29. Aroma Saos Tomat
Nungguin, nggak? Maaf ya, kemaren sibuk banget 🥺
Happy reading!
***
Tiga puluh menit setelah pelarian yang menegangkan (bagi Riam) dan membingungkan (bagi Una), keduanya mendapati diri mereka telah kembali berada di atas two-seater Ducati milik Riam, berpacu di jalanan yang dihujani gemerlap lampu jalan dan penerangan dari gedung sekitar
Usaha melarikan diri dari enam pasang mata anak Orion tidaklah mudah. Riam harus menurunkan topinya dan menundukkan pandangan, menghindarkan tatap dari Una yang memandanginya keheranan.
"Iyam kenapa, sih? Dikejar penagih hutang?"
"Worse," jawab Riam, memilih kata paling singkat untuk diucapkan, meskipun Una harus mengernyit bingung.
"Apa itu?"
Kali ini, Riam abai. Dari sudut mata ia dapat melihat Mitha dan lima anak Orion yang lain berjalan mendekat dari belakang, dengan sengaja ia memilih jalur yang berbeda untuk keluar mall, meskipun itu artinya dia harus memutar. Mereka semakin mendekat. Sial, kenapa mereka berjalan cepat?

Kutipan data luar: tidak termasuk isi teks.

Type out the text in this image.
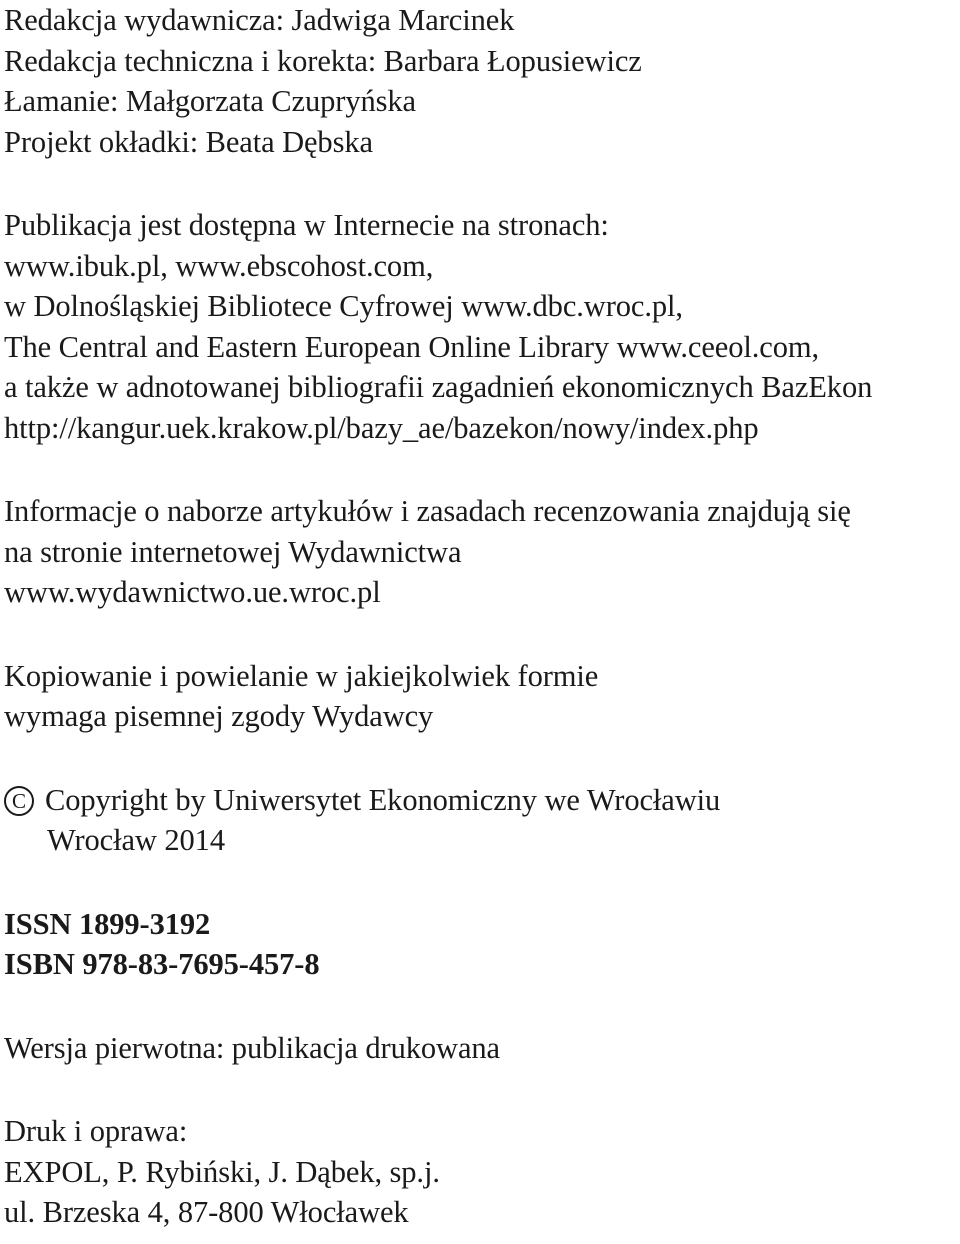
Redakcja wydawnicza: Jadwiga Marcinek
Redakcja techniczna i korekta: Barbara Łopusiewicz
Łamanie: Małgorzata Czupryńska
Projekt okładki: Beata Dębska
Publikacja jest dostępna w Internecie na stronach:
www.ibuk.pl, www.ebscohost.com,
w Dolnośląskiej Bibliotece Cyfrowej www.dbc.wroc.pl,
The Central and Eastern European Online Library www.ceeol.com,
a także w adnotowanej bibliografii zagadnień ekonomicznych BazEkon
http://kangur.uek.krakow.pl/bazy_ae/bazekon/nowy/index.php
Informacje o naborze artykułów i zasadach recenzowania znajdują się
na stronie internetowej Wydawnictwa
www.wydawnictwo.ue.wroc.pl
Kopiowanie i powielanie w jakiejkolwiek formie
wymaga pisemnej zgody Wydawcy
C Copyright by Uniwersytet Ekonomiczny we Wrocławiu
Wrocław 2014
ISSN 1899-3192
ISBN 978-83-7695-457-8
Wersja pierwotna: publikacja drukowana
Druk i oprawa:
EXPOL, P. Rybiński, J. Dąbek, sp.j.
ul. Brzeska 4, 87-800 Włocławek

Masih kebingungan, Una mengikuti arah pandang Riam yang tidak bisa berhenti menoleh tiap tiga puluh detik. Dan ia pun menemukannya, apa yang dihindari cowok itu.
"Itu kayaknya anak sekolah kita, deh? Bukan temennya Iyam, ya?"

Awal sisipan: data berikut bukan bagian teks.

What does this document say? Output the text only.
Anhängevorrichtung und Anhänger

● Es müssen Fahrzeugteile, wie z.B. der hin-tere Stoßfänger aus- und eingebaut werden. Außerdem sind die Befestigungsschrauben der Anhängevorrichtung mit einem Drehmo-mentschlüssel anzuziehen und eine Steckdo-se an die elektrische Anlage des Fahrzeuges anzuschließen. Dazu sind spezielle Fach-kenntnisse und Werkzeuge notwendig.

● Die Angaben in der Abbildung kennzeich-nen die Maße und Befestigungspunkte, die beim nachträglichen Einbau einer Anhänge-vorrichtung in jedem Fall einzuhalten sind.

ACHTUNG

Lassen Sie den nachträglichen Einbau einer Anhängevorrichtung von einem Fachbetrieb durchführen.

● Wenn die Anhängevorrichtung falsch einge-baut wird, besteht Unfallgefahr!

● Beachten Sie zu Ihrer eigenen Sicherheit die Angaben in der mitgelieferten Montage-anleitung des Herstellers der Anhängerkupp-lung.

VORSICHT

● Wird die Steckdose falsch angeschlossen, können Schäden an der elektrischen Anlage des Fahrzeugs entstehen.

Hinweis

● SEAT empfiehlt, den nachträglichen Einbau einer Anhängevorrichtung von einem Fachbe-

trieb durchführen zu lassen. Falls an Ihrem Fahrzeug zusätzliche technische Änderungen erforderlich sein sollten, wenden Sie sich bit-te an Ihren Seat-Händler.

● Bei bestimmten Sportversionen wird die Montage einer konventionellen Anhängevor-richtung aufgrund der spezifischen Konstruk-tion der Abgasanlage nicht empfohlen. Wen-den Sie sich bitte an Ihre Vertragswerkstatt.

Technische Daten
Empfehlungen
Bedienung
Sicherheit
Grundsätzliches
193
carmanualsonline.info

Riam baru menoleh, terkejut atas teguran tersebut. Tetapi ia harus lebih terkejut lagi ketika menemukan Una sudah melambai ke arah manusia-manusia terakhir yang ingin ia temui saat ini.
"Ha─"
Buru-buru Riam menarikturunkan tangan Una yang terangkat, memaksa cewek itu membelakangi Orion dan menatapnya dalam upaya membuat cewek itu bungkam. "Bukan. Bukan temen gue. Nggak kenal. Jangan disapa."

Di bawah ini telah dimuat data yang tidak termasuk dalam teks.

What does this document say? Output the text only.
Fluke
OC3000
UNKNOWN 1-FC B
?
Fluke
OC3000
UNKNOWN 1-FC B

"Masa, sih? Sumpah deh, sering liat mereka. Coba liat baik-baik, deh. Mungkin Iyam, rabun─" kalimat Una tergantung di udara begitu ia menyadari pelototan dari Riam.
"Berisik, gue tinggal."
"Jangan. Gue pulangnya naik apa? Emang ada angkot sekitar sini? Malem-malem?!"
"Yaudah, buruan."
Setelahnya, Riam berjalan cepat. Sangat cepat sampai Una harus setengah berlari demi menyamakan langkah. Harus begitu, karena ia yakin Riam juga tidak akan sama sekali merasa bersalah jika harus meninggalkannya.
"Iyam, kenapa pulang sih? Belum juga makan, baru ngeces doang liat kue!" Adalah kalimat yang kembali Una ucapkan dalam perjalanan pulang, suaranya redam oleh angin, suara knalpot dan helm yang melindungi telinga Riam, tetapi mungkin saking kerasnya cewek itu mengucapkannya, Riam dapat mendengarnya dengan jelas.
"Udah malem."
"Ya tapi 'kan bisa dibungkus, tadi?"
Di balik helm, Riam nyaris memutar bolamata. Dibungkus, katanya? "Laper banget?" tanyanya beberapa saat kemudian.
"Banget banget! Mau pingsan rasanya!"
Tidak ada tanggapan dari Riam. Dan Una pikir, hal itu wajar karena Riam adalah Batu Bernapas, hatinya juga pasti terbuat dari batu. Dia tidak akan mengerti rasanya kelaparan, apalagi peduli. Una hanya harus meninabobokan cacing-cacing di perutnya sampai ia pulang ke rumah dan merebus mi instan dua bungkus sekaligus.
Namun tidak lama, motor Riam menepi, lalu berhenti persis di depan gerobak bakso dan mi ayam pinggir jalan.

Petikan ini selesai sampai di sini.